It's almost Easter and I wonder if any of us remember our New Year's Resolution? I not only do not remember it, I don't remember if I even made one. 👵 Along with a resolution, it's become trendy to declare a "word of the year" for yourself. According to Google, the way to choose a guiding word is to think back over your last year; write down your values, intentions, and goals for the future. Now read over it all and find connecting themes. Make a vision board, narrow it down, then go "live" your word. Some options given for 2024 were purpose, balance, gratitude, joy, clarity, intention.
I am not disciplined enough to do all of these steps (although I am intrigued by a vision board, and I'm heading to pinterest next for all the tips...) yet I do have a word that keeps coming to mind. Two years ago it was "rehearse". I needed to repeat what I knew to be true until it became the soundtrack playing in the background of my daily thoughts and actions. Last year, it was "rehearse" again because I was apparently terrible at it and kept going back to the old, grumpy, sinful, critical soundtrack. This year it's--you guessed it--it is rehearse again. I have to work hard every day to train my mind to choose the words of God; some days I succeed, other days I fail.
The Bible is full of "re" words. Repent, resurrection, rejoice, remembrance, return, reconciliation, regret, redemption. Re is a prefix meaning "again". I went down a rabbit hole of etymology--Greek, French, Old English, Latin. Some of these words are nearly impossible in English to separate from the prefix. (For example, we can't imagine ever saying "Joice again" for rejoice, but the original word would mean find joy again and again.)
My word "rehearse" comes from the root word "harrow", which means to turn over the soil. So rehearse would be to turn over again and again. We see that in rehearsing for a speech or a play or a wedding...We turn the words over and over, again and again, to become so familiar with them that we can speak them as naturally as our own thoughts. When I am not faithful to rehearse, I am filled with regret. I mean seriously, how hard is it??? Just find the good word of God and let it play in your mind. As a third year tryer and failer, it's hard. I stumble, I mumble, I say a lot of "ummmms", because I'm not prepared!!! The failure leads to regret. Regret has an etymology of weep, so weep again and again. 100% BEEN THERE. But God redeems my failure. He redeems my regret. He buys it back, again and again. Jesus, our Redeemer, bought us back in salvation, and He buys back our daily failures in sanctification. When we put our regret in His hands, it's safely paid for and forgiven.

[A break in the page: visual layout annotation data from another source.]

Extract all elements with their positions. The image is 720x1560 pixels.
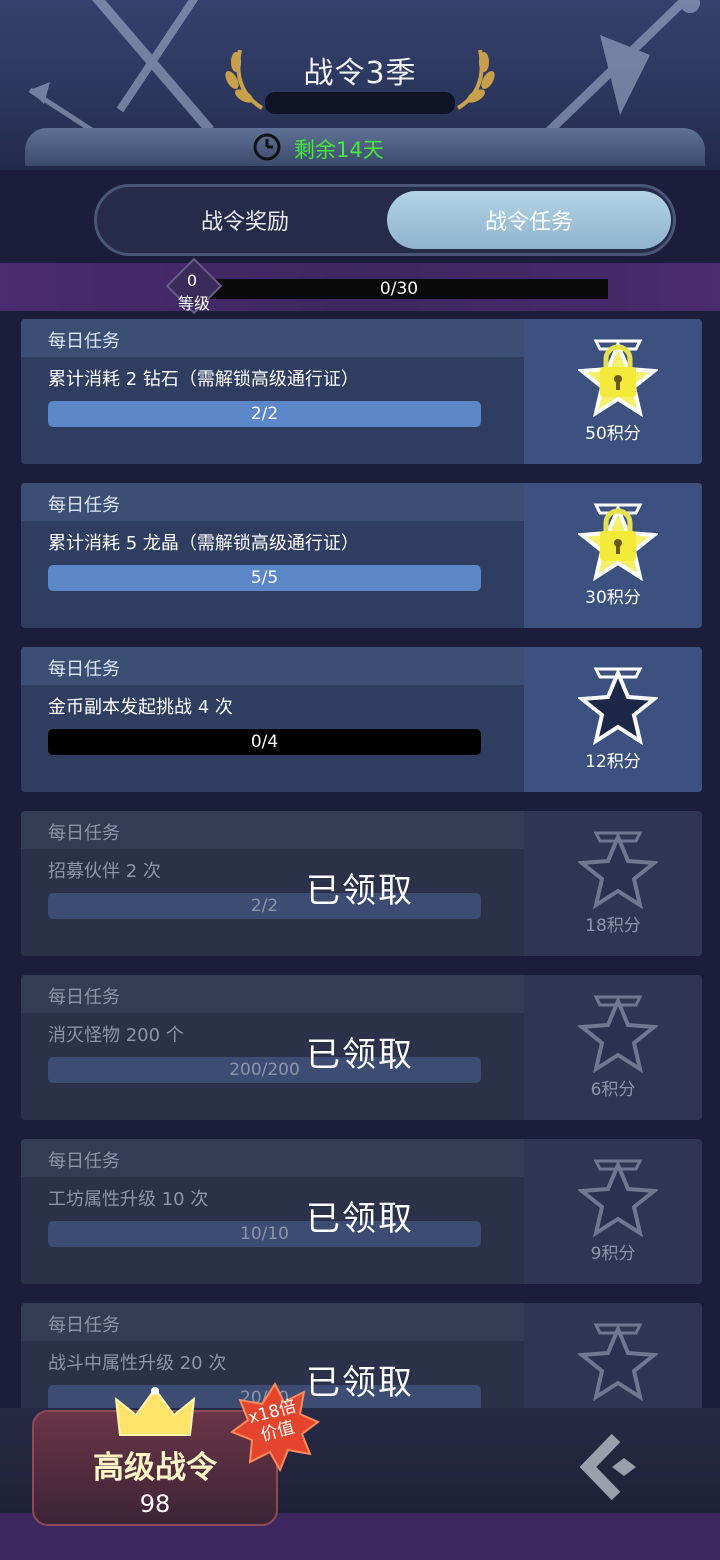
title-plate <box>265 92 455 114</box>
task-points: 9积分 <box>590 1244 636 1264</box>
back-arrow-icon[interactable] <box>580 1432 650 1502</box>
star-icon <box>576 663 660 746</box>
task-points: 18积分 <box>585 916 641 936</box>
task-progress-text: 5/5 <box>250 568 279 588</box>
time-left-text: 剩余14天 <box>294 138 384 162</box>
task-reward-panel[interactable]: 12积分 <box>524 647 702 792</box>
task-card[interactable]: 每日任务招募伙伴 2 次 2/2 18积分 已领取 <box>21 811 702 956</box>
star-icon <box>576 335 660 418</box>
star-icon <box>576 991 660 1074</box>
task-category: 每日任务 <box>48 1151 120 1172</box>
claimed-label: 已领取 <box>306 871 414 911</box>
task-progress-text: 2/2 <box>250 404 279 424</box>
task-description: 工坊属性升级 10 次 <box>48 1189 209 1210</box>
task-card[interactable]: 每日任务金币副本发起挑战 4 次 0/4 12积分 <box>21 647 702 792</box>
task-points: 50积分 <box>585 424 641 444</box>
task-description: 战斗中属性升级 20 次 <box>48 1353 227 1374</box>
task-progress-text: 0/4 <box>250 732 279 752</box>
season-title: 战令3季 <box>303 56 417 91</box>
task-category: 每日任务 <box>48 659 120 680</box>
clock-icon <box>253 133 281 161</box>
task-category: 每日任务 <box>48 495 120 516</box>
task-description: 累计消耗 2 钻石（需解锁高级通行证） <box>48 369 359 390</box>
level-label: 等级 <box>177 294 210 313</box>
task-card[interactable]: 每日任务工坊属性升级 10 次 10/10 9积分 已领取 <box>21 1139 702 1284</box>
level-progress-text: 0/30 <box>379 279 419 299</box>
task-description: 累计消耗 5 龙晶（需解锁高级通行证） <box>48 533 359 554</box>
task-card[interactable]: 每日任务消灭怪物 200 个 200/200 6积分 已领取 <box>21 975 702 1120</box>
task-description: 招募伙伴 2 次 <box>48 861 161 882</box>
claimed-label: 已领取 <box>306 1035 414 1075</box>
task-progress-text: 10/10 <box>240 1224 289 1244</box>
task-reward-panel[interactable]: 50积分 <box>524 319 702 464</box>
task-progress-text: 200/200 <box>229 1060 300 1080</box>
star-icon <box>576 1319 660 1402</box>
task-category: 每日任务 <box>48 987 120 1008</box>
star-icon <box>576 1155 660 1238</box>
task-progress-text: 2/2 <box>250 896 279 916</box>
task-reward-panel[interactable]: 18积分 <box>524 811 702 956</box>
task-points: 12积分 <box>585 752 641 772</box>
task-reward-panel[interactable]: 9积分 <box>524 1139 702 1284</box>
star-icon <box>576 499 660 582</box>
task-category: 每日任务 <box>48 331 120 352</box>
task-description: 消灭怪物 200 个 <box>48 1025 184 1046</box>
tab-tasks[interactable]: 战令任务 <box>387 191 671 249</box>
header-banner: 战令3季 剩余14天 <box>0 0 720 170</box>
task-card[interactable]: 每日任务累计消耗 5 龙晶（需解锁高级通行证） 5/5 30积分 <box>21 483 702 628</box>
claimed-label: 已领取 <box>306 1363 414 1403</box>
task-reward-panel[interactable]: 30积分 <box>524 483 702 628</box>
task-category: 每日任务 <box>48 823 120 844</box>
tab-switcher: 战令奖励 战令任务 <box>94 184 676 256</box>
task-points: 6积分 <box>590 1080 636 1100</box>
task-list[interactable]: 每日任务 累计消耗 2 钻石（需解锁高级通行证） 2/2 50积分 每日任务 累计消耗 5… <box>0 318 720 1408</box>
task-description: 金币副本发起挑战 4 次 <box>48 697 233 718</box>
task-reward-panel[interactable]: 6积分 <box>524 975 702 1120</box>
task-category: 每日任务 <box>48 1315 120 1336</box>
tab-rewards[interactable]: 战令奖励 <box>103 191 387 249</box>
level-value: 0 <box>186 271 198 290</box>
task-points: 30积分 <box>585 588 641 608</box>
task-reward-panel[interactable]: 1积分 <box>524 1303 702 1408</box>
premium-pass-price: 98 <box>139 1490 171 1518</box>
task-card[interactable]: 每日任务累计消耗 2 钻石（需解锁高级通行证） 2/2 50积分 <box>21 319 702 464</box>
crown-icon <box>114 1387 196 1436</box>
claimed-label: 已领取 <box>306 1199 414 1239</box>
star-icon <box>576 827 660 910</box>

Over the course of the rest of the year, I am going to intentionally look for times in the Bible that God took regret and reversed it. He turned the curse to a blessing. Again and Again. I don't want to live with regret. I don't think you want to live with regret. I know God doesn't want us to live with regret. Let's encourage each other by testifying to His redemption!!
"Let the redeemed of the LORD proclaim that He has redeemed them from the power of the enemy."